The shock brought every soul in the room upright. Mrs. Cunningham, Roger saw, already was as upright as it was possible for someone with a backbone to be. She sat rigid and immobile, her face turned away.
“He spoke to me,” the captain said, and his voice was husky. “He said, ‘Don’t worry, Father. I’ll see you again. In seven years.’” He cleared his throat again, harder. “And—then he closed his eyes and … was dead.”
It took several moments for the murmurs and gasps to die away, and Cunningham stood patiently until the silence returned.
“As I rose from my son’s side,” he said, “I realized that the Lord had given me both a blessing and a sign. The knowledge—the sure knowledge,” he emphasized, “that the soul is not destroyed by death, and the conviction that the Lord had called me to go forth and give this message to His people.
“So I have come among you in answer to God’s call. To bring you the word of God’s goodness, to humbly offer guidance where I may do so—and to honor the memory of my son, First Lieutenant Simon Elmore Cunningham, who served his King, his country, and his God always with honor and fidelity.”
Roger rose for the final hymn in a flurry of feeling. He’d been with Cunningham through every word, totally absorbed, filled with sorrow, pride, warmth, uplifted—and even putting aside the purely emotional aspects of the captain’s sermon, he had to admit that it was a really good bit of work in terms of religion.
Roger turned to Brianna, and under the rising song, said, “Jesus Christ,” meaning no blasphemy whatever.
“You can say that again,” she replied.
I DID WONDER just how Roger proposed to follow Captain Cunningham’s act. The congregation had scattered under the trees to take refreshment, but every group I passed was discussing what the captain had said, with great excitement and absorption—as well they might. The spell of his story remained with me—a sense of wonder and hope.
Bree seemed to be wondering, too; I saw her with Roger, in the shade of a big chinkapin oak, in close discussion. He shook his head, though, smiled, and tugged her cap straight. She’d dressed her part, as a modest minister’s wife, and smoothed her skirt and bodice.
“Two months, and she’ll be comin’ to kirk in buckskins,” Jamie said, following the direction of my gaze.
“What odds?” I inquired.
“Three to one. Ye want to wager, Sassenach?”
“Gambling on Sunday? You’re going straight to hell, Jamie Fraser.”
“I dinna mind. Ye’ll be there afore me. Askin’ me the odds, forbye … Besides, going to church three times in one day must at least get ye a few days off purgatory.”
I nodded.
“Ready for Round Two?”
Roger kissed Brianna and strode out of the shade into the sunlit day, tall, dark, and handsome in his best black—well, his only—suit. He came toward us, Bree on his heels, and I saw several people in the nearby groups notice this and begin to put away their bits of bread and cheese and beer, to retire behind bushes for a private moment, and to tidy up children who’d come undone.
I sketched a salute as Roger came up to us.
“Over the top?”
“Geronimo,” he replied briefly.
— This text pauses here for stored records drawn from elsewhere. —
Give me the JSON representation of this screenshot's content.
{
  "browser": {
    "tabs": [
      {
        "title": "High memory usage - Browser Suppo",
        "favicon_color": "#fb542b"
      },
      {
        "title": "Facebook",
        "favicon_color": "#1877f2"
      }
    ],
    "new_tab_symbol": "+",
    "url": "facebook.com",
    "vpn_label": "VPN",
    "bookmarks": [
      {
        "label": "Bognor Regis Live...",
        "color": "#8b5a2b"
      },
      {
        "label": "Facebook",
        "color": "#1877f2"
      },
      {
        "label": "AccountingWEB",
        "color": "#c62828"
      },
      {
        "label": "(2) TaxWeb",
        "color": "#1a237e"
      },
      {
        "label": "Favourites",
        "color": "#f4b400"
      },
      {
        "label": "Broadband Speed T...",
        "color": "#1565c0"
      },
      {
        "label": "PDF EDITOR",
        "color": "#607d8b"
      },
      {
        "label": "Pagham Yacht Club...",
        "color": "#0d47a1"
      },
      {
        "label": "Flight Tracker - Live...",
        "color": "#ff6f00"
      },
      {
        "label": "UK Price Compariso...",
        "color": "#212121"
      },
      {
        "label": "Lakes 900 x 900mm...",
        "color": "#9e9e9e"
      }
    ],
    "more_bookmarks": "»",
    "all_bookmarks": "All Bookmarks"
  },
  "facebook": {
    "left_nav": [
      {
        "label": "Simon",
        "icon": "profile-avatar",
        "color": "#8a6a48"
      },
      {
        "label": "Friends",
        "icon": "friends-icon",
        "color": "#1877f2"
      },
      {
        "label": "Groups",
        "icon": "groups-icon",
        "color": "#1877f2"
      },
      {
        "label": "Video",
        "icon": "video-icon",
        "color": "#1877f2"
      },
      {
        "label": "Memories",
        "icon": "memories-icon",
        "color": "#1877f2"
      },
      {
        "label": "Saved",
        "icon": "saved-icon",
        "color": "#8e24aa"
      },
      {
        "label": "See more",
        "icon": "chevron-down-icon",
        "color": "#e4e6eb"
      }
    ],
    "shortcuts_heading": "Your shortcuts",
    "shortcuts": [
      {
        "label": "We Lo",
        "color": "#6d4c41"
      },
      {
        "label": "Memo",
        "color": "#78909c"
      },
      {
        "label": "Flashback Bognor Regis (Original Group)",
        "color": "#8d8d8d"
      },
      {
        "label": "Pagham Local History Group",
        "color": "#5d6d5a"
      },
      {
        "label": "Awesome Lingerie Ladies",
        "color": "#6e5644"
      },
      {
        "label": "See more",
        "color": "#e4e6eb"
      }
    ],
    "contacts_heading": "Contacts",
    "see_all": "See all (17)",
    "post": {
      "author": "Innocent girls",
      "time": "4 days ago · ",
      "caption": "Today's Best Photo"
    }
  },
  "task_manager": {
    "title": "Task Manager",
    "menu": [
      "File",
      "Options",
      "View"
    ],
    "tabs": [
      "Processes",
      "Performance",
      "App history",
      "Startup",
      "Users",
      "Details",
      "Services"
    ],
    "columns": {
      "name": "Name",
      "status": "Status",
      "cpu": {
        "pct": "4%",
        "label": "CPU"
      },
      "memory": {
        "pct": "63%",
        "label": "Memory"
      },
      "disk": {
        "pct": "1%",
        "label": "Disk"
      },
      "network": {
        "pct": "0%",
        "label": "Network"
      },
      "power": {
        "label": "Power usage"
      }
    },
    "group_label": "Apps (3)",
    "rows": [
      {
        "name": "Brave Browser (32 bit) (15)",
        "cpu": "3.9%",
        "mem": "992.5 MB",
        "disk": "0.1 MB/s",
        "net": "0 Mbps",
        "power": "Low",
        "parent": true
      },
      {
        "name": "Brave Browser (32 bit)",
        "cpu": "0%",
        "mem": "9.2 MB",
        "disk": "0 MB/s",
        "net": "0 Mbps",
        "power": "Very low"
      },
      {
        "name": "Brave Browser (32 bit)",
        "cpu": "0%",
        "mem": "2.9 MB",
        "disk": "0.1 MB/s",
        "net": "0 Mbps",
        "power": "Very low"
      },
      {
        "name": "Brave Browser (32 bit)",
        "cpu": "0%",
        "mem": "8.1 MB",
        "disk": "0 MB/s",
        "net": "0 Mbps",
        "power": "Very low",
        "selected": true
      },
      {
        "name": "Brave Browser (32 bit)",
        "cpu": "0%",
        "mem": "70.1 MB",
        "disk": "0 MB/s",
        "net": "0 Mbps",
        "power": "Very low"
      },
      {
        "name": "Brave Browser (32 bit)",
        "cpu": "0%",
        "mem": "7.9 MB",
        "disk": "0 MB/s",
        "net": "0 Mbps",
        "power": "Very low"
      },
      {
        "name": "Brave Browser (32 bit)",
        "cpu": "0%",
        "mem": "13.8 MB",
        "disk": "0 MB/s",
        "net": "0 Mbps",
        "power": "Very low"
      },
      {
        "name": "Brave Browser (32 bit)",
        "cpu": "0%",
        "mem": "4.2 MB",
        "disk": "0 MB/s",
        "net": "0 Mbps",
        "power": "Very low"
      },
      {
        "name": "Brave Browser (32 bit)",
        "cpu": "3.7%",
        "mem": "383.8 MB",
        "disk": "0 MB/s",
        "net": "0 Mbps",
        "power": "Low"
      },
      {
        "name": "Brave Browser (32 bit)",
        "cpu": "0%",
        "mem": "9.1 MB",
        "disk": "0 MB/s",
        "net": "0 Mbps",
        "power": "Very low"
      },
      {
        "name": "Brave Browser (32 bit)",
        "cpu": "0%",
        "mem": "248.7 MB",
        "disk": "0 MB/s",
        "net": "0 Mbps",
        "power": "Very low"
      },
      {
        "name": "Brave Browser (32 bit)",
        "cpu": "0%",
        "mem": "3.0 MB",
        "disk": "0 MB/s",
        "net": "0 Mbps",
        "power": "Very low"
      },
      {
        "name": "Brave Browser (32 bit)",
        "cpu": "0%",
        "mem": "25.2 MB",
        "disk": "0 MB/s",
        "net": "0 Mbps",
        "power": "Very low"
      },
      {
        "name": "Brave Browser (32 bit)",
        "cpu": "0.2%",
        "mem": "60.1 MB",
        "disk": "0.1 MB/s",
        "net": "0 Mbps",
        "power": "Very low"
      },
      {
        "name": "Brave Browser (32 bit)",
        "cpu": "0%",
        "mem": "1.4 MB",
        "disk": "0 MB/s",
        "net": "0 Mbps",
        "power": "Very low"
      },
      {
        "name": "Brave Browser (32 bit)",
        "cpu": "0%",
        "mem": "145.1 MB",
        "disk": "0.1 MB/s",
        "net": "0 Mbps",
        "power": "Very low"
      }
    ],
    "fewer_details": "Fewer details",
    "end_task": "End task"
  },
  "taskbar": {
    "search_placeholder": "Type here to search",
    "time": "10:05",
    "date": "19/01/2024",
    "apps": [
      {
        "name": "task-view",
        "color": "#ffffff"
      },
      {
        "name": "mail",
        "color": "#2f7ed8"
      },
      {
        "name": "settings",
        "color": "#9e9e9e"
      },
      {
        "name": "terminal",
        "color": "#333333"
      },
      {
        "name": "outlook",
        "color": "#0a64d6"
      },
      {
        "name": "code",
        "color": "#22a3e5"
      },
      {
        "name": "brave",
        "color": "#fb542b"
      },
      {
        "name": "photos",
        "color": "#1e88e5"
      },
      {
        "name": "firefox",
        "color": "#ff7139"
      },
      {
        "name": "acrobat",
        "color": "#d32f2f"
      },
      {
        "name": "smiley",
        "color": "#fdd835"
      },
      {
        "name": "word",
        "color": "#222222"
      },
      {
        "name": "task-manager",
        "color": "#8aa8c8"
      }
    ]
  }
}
With a visible squaring of the shoulders, he turned to greet his flock and usher them inside.
Back inside, it was noticeably warm, though not yet hot, thank God. The smell of new pine was softer now, cushioned by the rustle of homespun and the faint scents of cooking and farming and the messy business of raising children that rose in a pleasantly domestic fog.
Roger let them resettle for a moment, but not long enough for conversations to break out. He walked in with Bree on his arm, left her on the front bench, and turned to smile at the congregation.
“Is there anyone here who doesna ken me already?” he asked, and there was a slight ripple of laughter.
“Aye, well, the fact that ye do ken me and ye’re here anyway is reassuring. Sometimes it’s the things we know that mean a lot, in part because we ken them well and understand their strength. Will ye be upstanding then, and we’ll say the Lord’s Prayer together.”
They rose obligingly and followed him in the prayer—some, I noticed, speaking it in the Gàidhlig, though most in variously accented English.
When we all sat down again, he cleared his throat, hard, and I began to worry. I was sure that his voice was better than it had been, whether from natural healing or from the treatments—if something so simple and yet so peculiar as Dr. McEwan’s laying on of hands could be dignified by the name—I’d been giving him once a month. But it had been a long time since he’d spoken at length in public, let alone preached—let alone sung, and the stress of expectation was a lot to deal with.